Following the establishment of fit to GLLRMS for both the PS and the LPS subscales, we proceeded to test the null-hypothesis that these in fact measured one and the same latent construct (i.e. parental stress), as opposed to the two separate latent constructs (i.e. parental stress and lack of parental satisfaction). Both the asymptotic and the parametric bootstrapping test clearly rejected unidimensionality (observed gamma between subscale scores .295, expected gamma between subscale scores .494, s.e. = .03, asymptotic p < .001, exact p < .0001). We, therefore, maintain the original notion of Berry and Jones [1] that the PSS, in fact, measure parental stress and parental satisfaction (or parental satisfaction if not reversed, if preferred by clinicians), but further suggest that this should be done separately by two unidimensional scales. Accordingly, we also suggest that reducing the two scales to a single total scale and one total score would be invalid. For completeness, we tested the overall fit to the common 16-item GLLRM resulting from combining the PS and LPS subscale GLLRMs, and this was clearly rejected (S3 Table in the supplement).

Parental stress versus lack of parental satisfaction

Having established that the PSS is made up of two unidimensional and not very strongly correlated subscales (c.f. the above sections) measuring parental stress (PS) and lack of parental satisfaction (LPS), a plot of the PS and LPS score distributions shown in Fig 5 illustrates the value of considering these as separate constructs. Most mothers were located in the lower left quadrant of the plot and thus were scoring low on both lack of parental satisfaction and parental stress. However, it was also evident that a substantial number of mothers scored relatively high on parental stress while scoring low on lack of parental satisfaction (i.e. were satisfied as parents).

Fig 5. Distribution of parental stress and lack of parental satisfaction sum scores.

Discussion and implications

In this study, we examined the validity of the 18-item Parental Stress Scale using Rasch models and graphical loglinear Rasch models. The results of the analyses showed that the PSS is not a single unidimensional scale, but rather consists of two separate unidimensional subscales measuring parental stress (PS) and lack of parental satisfaction (LPS). The PS and the LPS subscales both fit graphical loglinear Rasch models (GLLRM), with departures from theRasch model in the form of local dependence between some items (LD), and in the case of the PS subscale also in the form of differential item functioning (DIF). However, all LD and DIF departures were uniform in nature, and could easily be adjusted for to make both the latent scales scores (i.e. person parameters) and the observed scale scores (i.e. the summed raw scores) comparable across subgroups. We found further support for the two separate constructs when plotting the subscales scores against one another. The targeting of the PS subscale to the population in the study was excellent, while the targeting of the LPS subscale was very poor. Taken together, the findings supported both the construct validity of the parental stress construct as a dichotomy of stressful and satisfying experiences as originally suggested by Berry and Jones. The current results though, also show that this should actually be measured as a dichotomy (i.e. by scoring and interpreting the PSS as two separate subscales).

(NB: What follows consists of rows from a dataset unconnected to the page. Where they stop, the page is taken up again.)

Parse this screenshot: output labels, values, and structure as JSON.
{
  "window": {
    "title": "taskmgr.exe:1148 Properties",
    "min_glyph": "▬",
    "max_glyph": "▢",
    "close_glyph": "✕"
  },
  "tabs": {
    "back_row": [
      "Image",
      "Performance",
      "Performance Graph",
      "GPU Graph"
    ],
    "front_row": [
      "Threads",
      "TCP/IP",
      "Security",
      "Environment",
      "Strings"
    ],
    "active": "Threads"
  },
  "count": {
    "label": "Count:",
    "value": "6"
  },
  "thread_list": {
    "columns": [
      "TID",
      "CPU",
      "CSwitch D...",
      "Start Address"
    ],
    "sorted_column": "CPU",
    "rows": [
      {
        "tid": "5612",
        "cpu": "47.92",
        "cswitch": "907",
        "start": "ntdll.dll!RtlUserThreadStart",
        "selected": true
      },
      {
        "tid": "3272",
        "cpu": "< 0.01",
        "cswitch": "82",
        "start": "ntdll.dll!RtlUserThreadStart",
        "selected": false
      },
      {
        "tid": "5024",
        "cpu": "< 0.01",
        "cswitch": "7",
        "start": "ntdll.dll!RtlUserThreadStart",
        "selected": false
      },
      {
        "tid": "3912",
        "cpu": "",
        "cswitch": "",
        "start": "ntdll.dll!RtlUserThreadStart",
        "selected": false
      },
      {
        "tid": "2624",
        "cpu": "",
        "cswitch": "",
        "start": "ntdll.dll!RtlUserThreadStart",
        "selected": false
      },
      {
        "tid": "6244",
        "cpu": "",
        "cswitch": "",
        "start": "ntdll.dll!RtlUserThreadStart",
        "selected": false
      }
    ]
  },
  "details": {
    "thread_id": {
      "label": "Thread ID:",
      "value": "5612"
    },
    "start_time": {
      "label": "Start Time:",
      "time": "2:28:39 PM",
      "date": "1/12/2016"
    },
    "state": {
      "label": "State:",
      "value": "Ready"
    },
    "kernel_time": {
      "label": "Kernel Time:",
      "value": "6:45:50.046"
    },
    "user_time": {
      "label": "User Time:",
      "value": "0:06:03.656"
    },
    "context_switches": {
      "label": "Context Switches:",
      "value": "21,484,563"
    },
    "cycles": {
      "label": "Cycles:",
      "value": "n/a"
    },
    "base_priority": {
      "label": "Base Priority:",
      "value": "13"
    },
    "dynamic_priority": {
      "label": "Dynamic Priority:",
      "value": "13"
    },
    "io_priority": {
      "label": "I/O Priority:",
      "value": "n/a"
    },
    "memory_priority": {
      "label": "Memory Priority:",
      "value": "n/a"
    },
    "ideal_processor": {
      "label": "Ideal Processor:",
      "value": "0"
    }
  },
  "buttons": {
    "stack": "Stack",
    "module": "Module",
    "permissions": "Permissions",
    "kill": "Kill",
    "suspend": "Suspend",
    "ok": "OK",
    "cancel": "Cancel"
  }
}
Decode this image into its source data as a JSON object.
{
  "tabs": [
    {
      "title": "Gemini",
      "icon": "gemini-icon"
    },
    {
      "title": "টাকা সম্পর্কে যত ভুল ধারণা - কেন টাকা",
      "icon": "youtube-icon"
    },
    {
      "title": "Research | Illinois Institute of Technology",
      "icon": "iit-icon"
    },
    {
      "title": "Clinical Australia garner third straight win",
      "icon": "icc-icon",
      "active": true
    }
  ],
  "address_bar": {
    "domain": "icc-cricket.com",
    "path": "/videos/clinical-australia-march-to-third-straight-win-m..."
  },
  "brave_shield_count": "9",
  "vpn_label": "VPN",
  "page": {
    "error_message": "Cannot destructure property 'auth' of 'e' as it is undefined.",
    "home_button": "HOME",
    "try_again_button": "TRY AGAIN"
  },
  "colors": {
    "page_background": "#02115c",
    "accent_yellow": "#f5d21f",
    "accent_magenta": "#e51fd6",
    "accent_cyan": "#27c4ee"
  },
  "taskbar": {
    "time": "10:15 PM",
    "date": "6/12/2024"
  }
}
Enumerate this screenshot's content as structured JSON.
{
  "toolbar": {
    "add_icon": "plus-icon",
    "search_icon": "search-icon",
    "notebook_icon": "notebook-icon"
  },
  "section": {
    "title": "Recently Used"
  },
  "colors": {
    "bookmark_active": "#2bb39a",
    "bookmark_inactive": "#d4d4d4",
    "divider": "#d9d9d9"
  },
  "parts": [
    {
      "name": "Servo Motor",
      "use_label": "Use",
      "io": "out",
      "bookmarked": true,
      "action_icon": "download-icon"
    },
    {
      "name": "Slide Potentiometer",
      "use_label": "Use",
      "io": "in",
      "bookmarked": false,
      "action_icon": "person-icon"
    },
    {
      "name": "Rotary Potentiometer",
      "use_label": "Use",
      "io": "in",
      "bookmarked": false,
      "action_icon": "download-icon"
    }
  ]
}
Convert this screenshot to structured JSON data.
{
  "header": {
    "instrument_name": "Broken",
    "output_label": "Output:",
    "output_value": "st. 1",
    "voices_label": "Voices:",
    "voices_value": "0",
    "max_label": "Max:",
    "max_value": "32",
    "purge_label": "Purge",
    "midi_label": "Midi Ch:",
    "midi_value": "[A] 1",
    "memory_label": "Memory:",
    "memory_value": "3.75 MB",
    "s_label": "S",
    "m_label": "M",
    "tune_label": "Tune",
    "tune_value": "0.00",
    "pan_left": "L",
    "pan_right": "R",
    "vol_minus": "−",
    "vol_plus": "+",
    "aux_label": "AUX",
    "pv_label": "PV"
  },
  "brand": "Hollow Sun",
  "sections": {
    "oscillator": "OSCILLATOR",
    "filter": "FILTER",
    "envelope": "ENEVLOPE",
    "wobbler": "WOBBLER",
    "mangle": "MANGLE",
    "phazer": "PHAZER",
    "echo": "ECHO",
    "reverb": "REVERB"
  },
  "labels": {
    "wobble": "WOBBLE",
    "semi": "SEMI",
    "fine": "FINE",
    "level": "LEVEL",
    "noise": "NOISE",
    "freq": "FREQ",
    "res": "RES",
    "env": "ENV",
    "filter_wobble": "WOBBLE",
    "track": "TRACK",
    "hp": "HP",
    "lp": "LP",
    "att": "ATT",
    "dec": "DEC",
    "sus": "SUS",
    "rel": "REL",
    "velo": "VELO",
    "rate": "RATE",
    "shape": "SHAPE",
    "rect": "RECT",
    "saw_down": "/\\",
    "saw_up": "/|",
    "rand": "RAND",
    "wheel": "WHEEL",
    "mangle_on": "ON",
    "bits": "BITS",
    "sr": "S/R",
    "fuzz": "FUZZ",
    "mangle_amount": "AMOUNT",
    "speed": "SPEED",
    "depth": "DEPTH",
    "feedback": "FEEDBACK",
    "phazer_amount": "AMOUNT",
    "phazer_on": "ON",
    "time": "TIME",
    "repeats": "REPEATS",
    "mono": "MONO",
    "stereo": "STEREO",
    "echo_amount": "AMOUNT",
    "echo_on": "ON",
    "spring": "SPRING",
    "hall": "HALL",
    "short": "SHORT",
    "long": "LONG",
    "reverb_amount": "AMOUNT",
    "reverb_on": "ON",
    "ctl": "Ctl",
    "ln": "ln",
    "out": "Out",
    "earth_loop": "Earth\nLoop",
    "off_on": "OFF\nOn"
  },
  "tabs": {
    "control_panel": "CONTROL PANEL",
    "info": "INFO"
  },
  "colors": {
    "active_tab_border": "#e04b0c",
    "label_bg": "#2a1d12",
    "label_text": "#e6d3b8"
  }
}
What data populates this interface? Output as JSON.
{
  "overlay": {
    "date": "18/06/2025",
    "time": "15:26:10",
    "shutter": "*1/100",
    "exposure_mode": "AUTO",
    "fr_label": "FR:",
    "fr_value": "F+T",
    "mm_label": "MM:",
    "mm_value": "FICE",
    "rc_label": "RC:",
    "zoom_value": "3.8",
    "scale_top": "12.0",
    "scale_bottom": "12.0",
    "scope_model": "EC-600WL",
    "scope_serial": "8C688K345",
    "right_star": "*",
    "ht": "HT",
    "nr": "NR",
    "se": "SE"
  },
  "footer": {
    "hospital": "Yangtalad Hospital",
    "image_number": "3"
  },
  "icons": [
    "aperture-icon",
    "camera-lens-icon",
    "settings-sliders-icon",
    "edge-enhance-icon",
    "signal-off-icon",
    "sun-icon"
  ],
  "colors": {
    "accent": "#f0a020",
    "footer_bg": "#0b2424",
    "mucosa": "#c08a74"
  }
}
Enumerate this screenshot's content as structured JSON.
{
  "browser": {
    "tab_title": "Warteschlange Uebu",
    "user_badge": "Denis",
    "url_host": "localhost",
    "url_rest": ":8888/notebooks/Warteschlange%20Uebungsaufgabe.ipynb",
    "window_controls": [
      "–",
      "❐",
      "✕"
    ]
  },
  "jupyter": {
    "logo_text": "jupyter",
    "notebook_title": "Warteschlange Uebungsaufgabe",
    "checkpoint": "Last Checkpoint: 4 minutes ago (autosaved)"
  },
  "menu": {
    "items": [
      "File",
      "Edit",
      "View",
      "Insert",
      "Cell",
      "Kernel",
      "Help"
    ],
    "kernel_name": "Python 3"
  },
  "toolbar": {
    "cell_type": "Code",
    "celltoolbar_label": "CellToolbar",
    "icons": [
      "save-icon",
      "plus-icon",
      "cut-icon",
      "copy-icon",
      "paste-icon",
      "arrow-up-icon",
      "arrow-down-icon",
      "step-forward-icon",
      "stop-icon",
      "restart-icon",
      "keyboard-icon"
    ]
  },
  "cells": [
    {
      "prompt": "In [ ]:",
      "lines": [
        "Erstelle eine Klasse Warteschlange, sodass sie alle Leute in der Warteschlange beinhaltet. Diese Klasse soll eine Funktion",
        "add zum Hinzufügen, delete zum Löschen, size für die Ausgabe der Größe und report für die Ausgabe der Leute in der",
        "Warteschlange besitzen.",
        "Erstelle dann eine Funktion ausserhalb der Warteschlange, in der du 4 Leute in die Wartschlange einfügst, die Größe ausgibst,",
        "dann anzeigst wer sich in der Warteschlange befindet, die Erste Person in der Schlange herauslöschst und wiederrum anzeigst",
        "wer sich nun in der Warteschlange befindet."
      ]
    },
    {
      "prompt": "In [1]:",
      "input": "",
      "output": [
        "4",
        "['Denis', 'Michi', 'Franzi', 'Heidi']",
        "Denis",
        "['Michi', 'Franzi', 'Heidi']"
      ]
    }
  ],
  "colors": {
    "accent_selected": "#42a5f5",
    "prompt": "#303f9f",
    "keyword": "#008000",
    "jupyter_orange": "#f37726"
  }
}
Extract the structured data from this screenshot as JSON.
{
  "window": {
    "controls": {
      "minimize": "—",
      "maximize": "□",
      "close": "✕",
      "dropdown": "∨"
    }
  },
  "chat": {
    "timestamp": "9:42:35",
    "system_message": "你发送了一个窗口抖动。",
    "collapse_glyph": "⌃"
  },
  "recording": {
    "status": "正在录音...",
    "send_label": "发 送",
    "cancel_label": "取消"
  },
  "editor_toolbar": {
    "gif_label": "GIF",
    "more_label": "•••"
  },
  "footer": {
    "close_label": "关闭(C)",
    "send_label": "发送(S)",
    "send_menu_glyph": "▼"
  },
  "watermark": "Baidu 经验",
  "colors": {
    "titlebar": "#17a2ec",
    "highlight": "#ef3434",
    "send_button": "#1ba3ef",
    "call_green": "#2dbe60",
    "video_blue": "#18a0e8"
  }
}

Reliability of the two subscales was acceptable for use in large-scale research studies, but in the low end for use as a screening tool at the individual level with this particular sample (parental stress 0.64–0.71; lack of parental satisfaction 0.61). Reliability tends to decrease with fewer items and with the number of response categories for each item, and we, therefore, expected a lower reliability for the subscales compared to the reliability for the total scale as is reported in most of the previous studies. This is also what we found. Two previous studies have reported reliability for two subscales, though the items that the two subscales consist of across these studies and the current study are not exactly identical. In the Spanish study by Oronoz and colleagues reliabilities were reported as 0.76 for seven (3,9,10,11,12,13,15) of the nine items found to make up the PS subscale in the current study) and 0.77 for five (1,5,6,16,17) of the seven items found to make up the LPS subscale in the current study [25]. In the Portuguese study by Brito and Faro reliabilities were reported as 0.79 for eight items (3,9,10,11,12,14,15,16), seven of which overlaps items in the PS subscale in the current study, and 0.69 for eight items (1,5,6,7,8,13,17,18), seven of which correspond to the LPS subscale in the current study [26]. It is also highly plausible that some of the reduction in reliabilities in the current study compared to the other two studies is due to the local dependence between items in both subscales, as this is known to produce inflated Cronbach alpha values when not adjusted for in the calculation. We thus recommend that the reliabilities are evaluated for other populations prior to using the scale for screening purposes.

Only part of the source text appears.